Он взял карту города, которая так и лежала, расстеленная, на кровати, и, не сворачивая, положил ее, как покрывало, поверх всего беспорядка, образовавшегося на столике.
– Ну, кучка мусора, пора тебе и поспать, – с наигранно-шутливой лаской произнес он.
И положил линейку, которой пользовался для измерений, поверх всего этого, как фокусник, оставляющий свою палочку после представления.
Затем, все так же контролируя обстановку зрением и слухом, он полуобернулся к стене, где Фернандо нарисовал мелом звезду, и принялся раскладывать книги на постели, раз уж на столике не осталось места (так сказать, укладывать Любовницу Ученого на ночь); привычное, даже рутинное, манипулирование знакомыми вещами служило идеальным противоядием даже от самых диких страхов.
Поверх «Мегаполисомантии», страницы которой от возраста сделались уже коричневыми по краям, открытой на разделе об «электромефитическом городском веществе», он осторожно положил дневник Смита, тоже открытый (на проклятии).
– Ты очень бледна, моя дорогая, – заметил он, глядя на рисовую бумагу, – но притом лицо твое слева просто усыпано странными черными мушками, их там целая страница. Прямо олицетворение (а вот и каламбур) сатанистской вечеринки, в официальнейшем вечернем наряде, как в «Мариенбаде», в бальном зале, роскошном, как белый бисквитно-кремовый торт, где прогуливаются стройные борзые кремового цвета, похожие на благовоспитанных гигантских пауков.
Он коснулся плеча, которое главным образом состояло из большеформатного «Изгоя» Лавкрафта сорокалетней давности; страницы, потемневшие до светло-коричневого цвета, какого бывает скорлупа яиц вейандотских кур, были открыты на рассказе «Тварь на пороге».
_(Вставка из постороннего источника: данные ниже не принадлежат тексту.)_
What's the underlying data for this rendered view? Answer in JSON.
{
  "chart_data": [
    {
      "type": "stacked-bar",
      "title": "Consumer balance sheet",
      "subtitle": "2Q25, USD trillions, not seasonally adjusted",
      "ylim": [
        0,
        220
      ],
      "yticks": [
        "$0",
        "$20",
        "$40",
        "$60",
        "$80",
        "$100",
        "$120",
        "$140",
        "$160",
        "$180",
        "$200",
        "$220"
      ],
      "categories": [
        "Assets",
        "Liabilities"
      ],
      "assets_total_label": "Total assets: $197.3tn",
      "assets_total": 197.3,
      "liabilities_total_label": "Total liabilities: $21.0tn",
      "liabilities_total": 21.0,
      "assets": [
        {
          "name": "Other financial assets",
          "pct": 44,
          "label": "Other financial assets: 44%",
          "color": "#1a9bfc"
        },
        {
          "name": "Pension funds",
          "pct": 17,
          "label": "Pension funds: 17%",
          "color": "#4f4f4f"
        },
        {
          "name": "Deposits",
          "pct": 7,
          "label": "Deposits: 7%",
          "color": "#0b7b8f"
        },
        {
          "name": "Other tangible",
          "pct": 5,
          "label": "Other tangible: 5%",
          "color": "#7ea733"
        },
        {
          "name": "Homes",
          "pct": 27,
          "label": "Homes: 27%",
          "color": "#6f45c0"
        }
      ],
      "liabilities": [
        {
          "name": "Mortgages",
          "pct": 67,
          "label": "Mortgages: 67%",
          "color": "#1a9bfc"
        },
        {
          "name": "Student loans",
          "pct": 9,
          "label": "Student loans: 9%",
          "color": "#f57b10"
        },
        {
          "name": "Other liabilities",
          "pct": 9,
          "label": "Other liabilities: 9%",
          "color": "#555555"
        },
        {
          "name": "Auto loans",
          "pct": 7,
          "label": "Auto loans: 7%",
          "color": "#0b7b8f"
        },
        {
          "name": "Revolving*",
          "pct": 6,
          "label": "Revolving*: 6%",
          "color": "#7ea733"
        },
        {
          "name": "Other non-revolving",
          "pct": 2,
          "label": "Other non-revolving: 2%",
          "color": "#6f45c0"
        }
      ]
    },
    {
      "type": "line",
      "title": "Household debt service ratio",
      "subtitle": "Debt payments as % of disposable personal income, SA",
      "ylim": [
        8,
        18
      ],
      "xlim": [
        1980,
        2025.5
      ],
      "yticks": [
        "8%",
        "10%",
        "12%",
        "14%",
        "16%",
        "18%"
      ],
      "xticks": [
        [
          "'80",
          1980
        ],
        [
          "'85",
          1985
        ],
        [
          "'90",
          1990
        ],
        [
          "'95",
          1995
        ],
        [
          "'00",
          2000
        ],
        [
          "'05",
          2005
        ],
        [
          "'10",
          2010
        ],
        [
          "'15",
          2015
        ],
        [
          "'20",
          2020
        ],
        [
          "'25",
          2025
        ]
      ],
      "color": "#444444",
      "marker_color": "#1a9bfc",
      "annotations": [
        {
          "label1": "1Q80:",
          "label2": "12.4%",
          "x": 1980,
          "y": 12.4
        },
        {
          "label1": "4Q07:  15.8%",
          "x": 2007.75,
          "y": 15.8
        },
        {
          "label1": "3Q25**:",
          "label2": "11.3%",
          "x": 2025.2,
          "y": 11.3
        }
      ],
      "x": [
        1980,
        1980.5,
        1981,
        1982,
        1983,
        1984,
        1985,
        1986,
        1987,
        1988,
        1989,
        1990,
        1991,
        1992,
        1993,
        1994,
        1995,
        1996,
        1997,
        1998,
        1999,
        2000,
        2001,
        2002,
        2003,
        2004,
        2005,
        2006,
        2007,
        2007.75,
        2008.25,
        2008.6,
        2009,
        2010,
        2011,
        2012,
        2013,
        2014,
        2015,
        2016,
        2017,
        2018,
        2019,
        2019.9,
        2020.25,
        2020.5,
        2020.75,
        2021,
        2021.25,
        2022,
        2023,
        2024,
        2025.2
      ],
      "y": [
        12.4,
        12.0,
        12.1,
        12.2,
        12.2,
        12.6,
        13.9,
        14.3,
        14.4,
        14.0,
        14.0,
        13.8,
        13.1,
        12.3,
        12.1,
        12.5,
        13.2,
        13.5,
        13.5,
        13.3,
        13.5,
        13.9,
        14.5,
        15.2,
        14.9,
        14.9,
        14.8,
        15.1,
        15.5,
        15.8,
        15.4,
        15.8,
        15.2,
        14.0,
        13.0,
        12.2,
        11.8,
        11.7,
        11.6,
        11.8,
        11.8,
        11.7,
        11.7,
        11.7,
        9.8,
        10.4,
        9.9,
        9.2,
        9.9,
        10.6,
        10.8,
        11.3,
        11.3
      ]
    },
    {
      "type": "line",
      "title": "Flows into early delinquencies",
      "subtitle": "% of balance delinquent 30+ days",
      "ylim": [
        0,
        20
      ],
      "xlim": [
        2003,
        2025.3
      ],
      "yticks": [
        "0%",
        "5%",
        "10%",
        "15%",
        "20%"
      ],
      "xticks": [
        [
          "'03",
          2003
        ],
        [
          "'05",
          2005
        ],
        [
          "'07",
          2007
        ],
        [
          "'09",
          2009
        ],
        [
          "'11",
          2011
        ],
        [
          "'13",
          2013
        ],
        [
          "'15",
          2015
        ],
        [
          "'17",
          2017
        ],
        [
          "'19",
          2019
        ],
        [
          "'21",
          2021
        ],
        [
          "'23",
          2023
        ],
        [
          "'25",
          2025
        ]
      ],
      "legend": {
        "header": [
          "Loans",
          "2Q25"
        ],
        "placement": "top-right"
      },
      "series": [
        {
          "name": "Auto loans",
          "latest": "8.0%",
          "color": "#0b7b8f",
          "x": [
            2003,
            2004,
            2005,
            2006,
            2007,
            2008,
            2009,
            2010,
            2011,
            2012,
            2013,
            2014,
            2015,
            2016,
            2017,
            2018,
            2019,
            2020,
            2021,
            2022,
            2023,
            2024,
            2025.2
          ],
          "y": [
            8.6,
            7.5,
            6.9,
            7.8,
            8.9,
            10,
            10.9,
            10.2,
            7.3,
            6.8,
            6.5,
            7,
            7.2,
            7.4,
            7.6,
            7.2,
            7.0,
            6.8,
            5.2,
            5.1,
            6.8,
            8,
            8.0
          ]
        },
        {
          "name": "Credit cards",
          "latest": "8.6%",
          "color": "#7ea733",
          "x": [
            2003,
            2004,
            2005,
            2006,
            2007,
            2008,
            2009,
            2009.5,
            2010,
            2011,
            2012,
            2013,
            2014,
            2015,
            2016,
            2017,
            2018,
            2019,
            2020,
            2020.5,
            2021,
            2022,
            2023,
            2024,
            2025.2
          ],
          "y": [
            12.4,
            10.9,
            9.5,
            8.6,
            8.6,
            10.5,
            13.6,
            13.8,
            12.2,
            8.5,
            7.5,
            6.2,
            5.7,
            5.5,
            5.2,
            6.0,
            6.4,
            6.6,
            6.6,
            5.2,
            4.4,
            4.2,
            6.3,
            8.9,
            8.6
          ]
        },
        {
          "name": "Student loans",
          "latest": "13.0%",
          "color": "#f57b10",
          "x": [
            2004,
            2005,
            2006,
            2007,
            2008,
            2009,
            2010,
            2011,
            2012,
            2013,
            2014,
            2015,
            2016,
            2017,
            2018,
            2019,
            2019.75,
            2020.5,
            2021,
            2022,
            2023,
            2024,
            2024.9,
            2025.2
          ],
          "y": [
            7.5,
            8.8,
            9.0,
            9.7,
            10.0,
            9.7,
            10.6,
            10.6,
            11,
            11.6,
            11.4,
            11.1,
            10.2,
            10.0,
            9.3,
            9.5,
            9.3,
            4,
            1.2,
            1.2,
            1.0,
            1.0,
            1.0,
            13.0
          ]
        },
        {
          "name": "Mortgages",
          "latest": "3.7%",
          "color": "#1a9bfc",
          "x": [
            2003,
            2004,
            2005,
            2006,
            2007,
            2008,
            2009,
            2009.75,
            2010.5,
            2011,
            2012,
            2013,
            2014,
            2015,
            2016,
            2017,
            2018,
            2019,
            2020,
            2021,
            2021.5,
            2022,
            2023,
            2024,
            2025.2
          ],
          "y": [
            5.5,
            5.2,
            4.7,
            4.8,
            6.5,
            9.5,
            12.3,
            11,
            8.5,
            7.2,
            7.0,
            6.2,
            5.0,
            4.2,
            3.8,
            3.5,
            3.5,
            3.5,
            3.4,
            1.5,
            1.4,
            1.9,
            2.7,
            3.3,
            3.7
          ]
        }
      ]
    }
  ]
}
– Только не расплывайся, как несчастная Асенат Уэйт, – шепнул он своей вымышленной Любовнице. – Помни, что у тебя, насколько я знаю, нет стоматологической карты, по которой можно было бы установить личность. – Он взглянул на другое ее плечо: выпуски «Wonder Stories» и «Weird Tales» без обложек, с обтрепанными краями, а сверху номер, содержащий «Эксгумацию Венеры» Смита. – Вот так гораздо лучше, – прокомментировал он. – Под червями и плесенью спрятан розовый мрамор.
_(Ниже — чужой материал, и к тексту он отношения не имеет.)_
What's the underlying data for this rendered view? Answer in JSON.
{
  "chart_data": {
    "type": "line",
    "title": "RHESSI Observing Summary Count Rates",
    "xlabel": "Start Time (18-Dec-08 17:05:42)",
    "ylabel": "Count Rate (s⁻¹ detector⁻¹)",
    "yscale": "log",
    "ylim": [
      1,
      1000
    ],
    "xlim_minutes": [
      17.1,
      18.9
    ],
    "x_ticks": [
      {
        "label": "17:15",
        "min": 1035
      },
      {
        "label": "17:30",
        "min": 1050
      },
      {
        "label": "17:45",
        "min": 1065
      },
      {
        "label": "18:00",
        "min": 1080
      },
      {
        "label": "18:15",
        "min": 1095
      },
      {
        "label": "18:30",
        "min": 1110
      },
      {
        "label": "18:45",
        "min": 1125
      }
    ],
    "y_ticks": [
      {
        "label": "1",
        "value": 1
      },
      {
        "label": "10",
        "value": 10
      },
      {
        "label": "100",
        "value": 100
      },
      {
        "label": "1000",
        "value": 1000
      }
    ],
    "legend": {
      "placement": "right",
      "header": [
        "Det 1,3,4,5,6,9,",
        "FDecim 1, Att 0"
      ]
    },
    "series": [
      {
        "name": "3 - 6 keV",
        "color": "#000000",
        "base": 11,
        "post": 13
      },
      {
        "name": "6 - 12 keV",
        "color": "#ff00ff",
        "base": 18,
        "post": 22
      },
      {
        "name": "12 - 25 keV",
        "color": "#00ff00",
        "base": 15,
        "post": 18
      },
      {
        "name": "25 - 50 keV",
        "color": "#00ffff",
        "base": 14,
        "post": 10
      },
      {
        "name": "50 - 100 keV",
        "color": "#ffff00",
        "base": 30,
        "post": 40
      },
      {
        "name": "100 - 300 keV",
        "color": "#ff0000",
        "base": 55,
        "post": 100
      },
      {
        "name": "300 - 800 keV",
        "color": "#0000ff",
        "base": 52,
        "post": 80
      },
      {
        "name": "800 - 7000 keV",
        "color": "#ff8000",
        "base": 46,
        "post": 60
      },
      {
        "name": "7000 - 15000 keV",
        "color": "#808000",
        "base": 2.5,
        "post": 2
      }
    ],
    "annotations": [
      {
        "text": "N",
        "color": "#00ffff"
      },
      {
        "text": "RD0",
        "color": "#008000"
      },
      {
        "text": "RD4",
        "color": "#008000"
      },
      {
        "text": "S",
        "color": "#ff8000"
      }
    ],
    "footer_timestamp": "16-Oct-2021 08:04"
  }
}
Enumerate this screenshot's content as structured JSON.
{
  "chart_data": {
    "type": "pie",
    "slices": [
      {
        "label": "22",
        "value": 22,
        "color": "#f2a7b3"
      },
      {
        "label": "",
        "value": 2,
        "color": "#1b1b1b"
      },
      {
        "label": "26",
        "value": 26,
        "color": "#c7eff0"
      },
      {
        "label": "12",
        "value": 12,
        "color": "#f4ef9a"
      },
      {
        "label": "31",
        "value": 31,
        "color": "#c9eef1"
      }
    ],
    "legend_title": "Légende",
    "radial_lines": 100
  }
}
Грудную клетку образовывала монументальная книга мисс Леттленд, кстати открытая на таинственной, провокационной и наводящей на размышления своим названием главе «Загадка молочной железы: холодная, как…». Он подумал о том, что писательница-феминистка странным образом исчезла в Сиэтле. Теперь никто и никогда не узнает ее дальнейших ответов на вопросы, которые она, судя по всему, старательно выдумывала от имени читателей.
Его пальцы прошлись по довольно тонкой, черной, в серых пятнах талии, сделанной из рассказов Джеймса о привидениях, – книга некогда насквозь промокла под дождем, а затем была тщательно высушена, одна навсегда сморщенная, обесцвеченная страница за другой; немного поправив украденную из библиотеки адресную книгу, образовывавшую ягодицы, все еще открытую на разделе «Отели», Франц тихо сказал:
– Вот, так тебе будет поудобнее. Знаешь, дорогая, ведь теперь ты вдвойне «Родос», 607… – и сам довольно тупо задумался, какой же смысл может нести эта фраза.
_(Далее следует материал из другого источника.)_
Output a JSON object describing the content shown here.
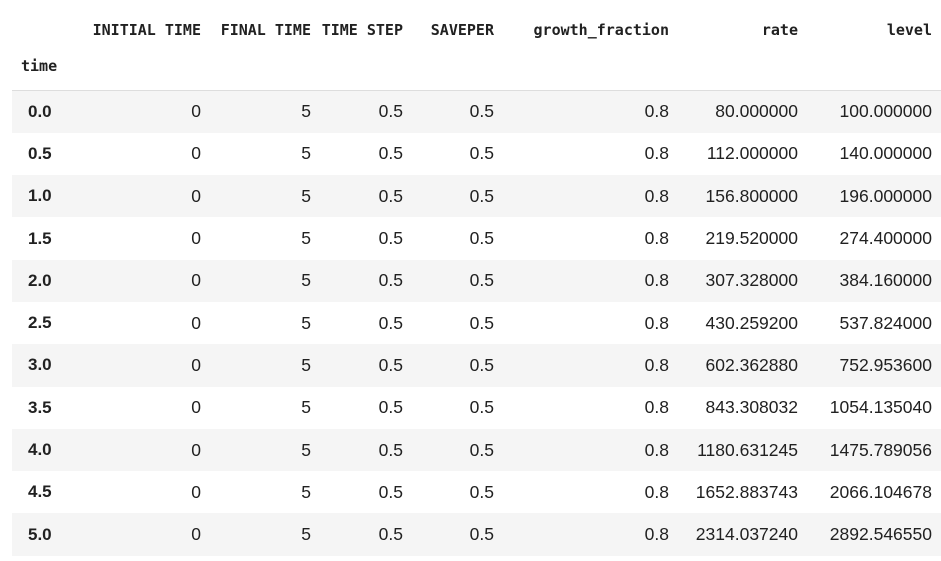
{
  "table": {
    "index_name": "time",
    "columns": [
      "INITIAL TIME",
      "FINAL TIME",
      "TIME STEP",
      "SAVEPER",
      "growth_fraction",
      "rate",
      "level"
    ],
    "rows": [
      {
        "index": "0.0",
        "cells": [
          "0",
          "5",
          "0.5",
          "0.5",
          "0.8",
          "80.000000",
          "100.000000"
        ]
      },
      {
        "index": "0.5",
        "cells": [
          "0",
          "5",
          "0.5",
          "0.5",
          "0.8",
          "112.000000",
          "140.000000"
        ]
      },
      {
        "index": "1.0",
        "cells": [
          "0",
          "5",
          "0.5",
          "0.5",
          "0.8",
          "156.800000",
          "196.000000"
        ]
      },
      {
        "index": "1.5",
        "cells": [
          "0",
          "5",
          "0.5",
          "0.5",
          "0.8",
          "219.520000",
          "274.400000"
        ]
      },
      {
        "index": "2.0",
        "cells": [
          "0",
          "5",
          "0.5",
          "0.5",
          "0.8",
          "307.328000",
          "384.160000"
        ]
      },
      {
        "index": "2.5",
        "cells": [
          "0",
          "5",
          "0.5",
          "0.5",
          "0.8",
          "430.259200",
          "537.824000"
        ]
      },
      {
        "index": "3.0",
        "cells": [
          "0",
          "5",
          "0.5",
          "0.5",
          "0.8",
          "602.362880",
          "752.953600"
        ]
      },
      {
        "index": "3.5",
        "cells": [
          "0",
          "5",
          "0.5",
          "0.5",
          "0.8",
          "843.308032",
          "1054.135040"
        ]
      },
      {
        "index": "4.0",
        "cells": [
          "0",
          "5",
          "0.5",
          "0.5",
          "0.8",
          "1180.631245",
          "1475.789056"
        ]
      },
      {
        "index": "4.5",
        "cells": [
          "0",
          "5",
          "0.5",
          "0.5",
          "0.8",
          "1652.883743",
          "2066.104678"
        ]
      },
      {
        "index": "5.0",
        "cells": [
          "0",
          "5",
          "0.5",
          "0.5",
          "0.8",
          "2314.037240",
          "2892.546550"
        ]
      }
    ]
  }
}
Франц услышал, как остановился лифт и открылись его двери, но не слышал, чтобы кабина уехала. Он напряженно ждал, но не расслышал ни стука в дверь, ни шагов в коридоре. Откуда-то из-за стены донесся слабый звук тихо открываемой или закрываемой неподатливой двери, и снова все стихло.
Он прикоснулся к «Символу паука во времени», лежавшему прямо под адресной книгой. Днем Любовница Ученого лежала лицом вниз, но теперь перевернулась на спину. Франц на мгновение задумался (что там говорила Леттленд?) о том, почему наружные женские половые органы сравнивают с пауком. Из-за клочка курчавящихся волос? Из-за того, что эти губы открываются вертикально, как хелицеры паука, а не горизонтально, как губы на человеческом лице или, согласно старинной легенде моряков, половые губы китайских девушек? Старый, измученный лихорадкой Сантос-Лобос предположил, что причина этому – время, требующееся, чтобы сплести паутину. Паучьи часы… И какая очаровательная форсунка для паутины!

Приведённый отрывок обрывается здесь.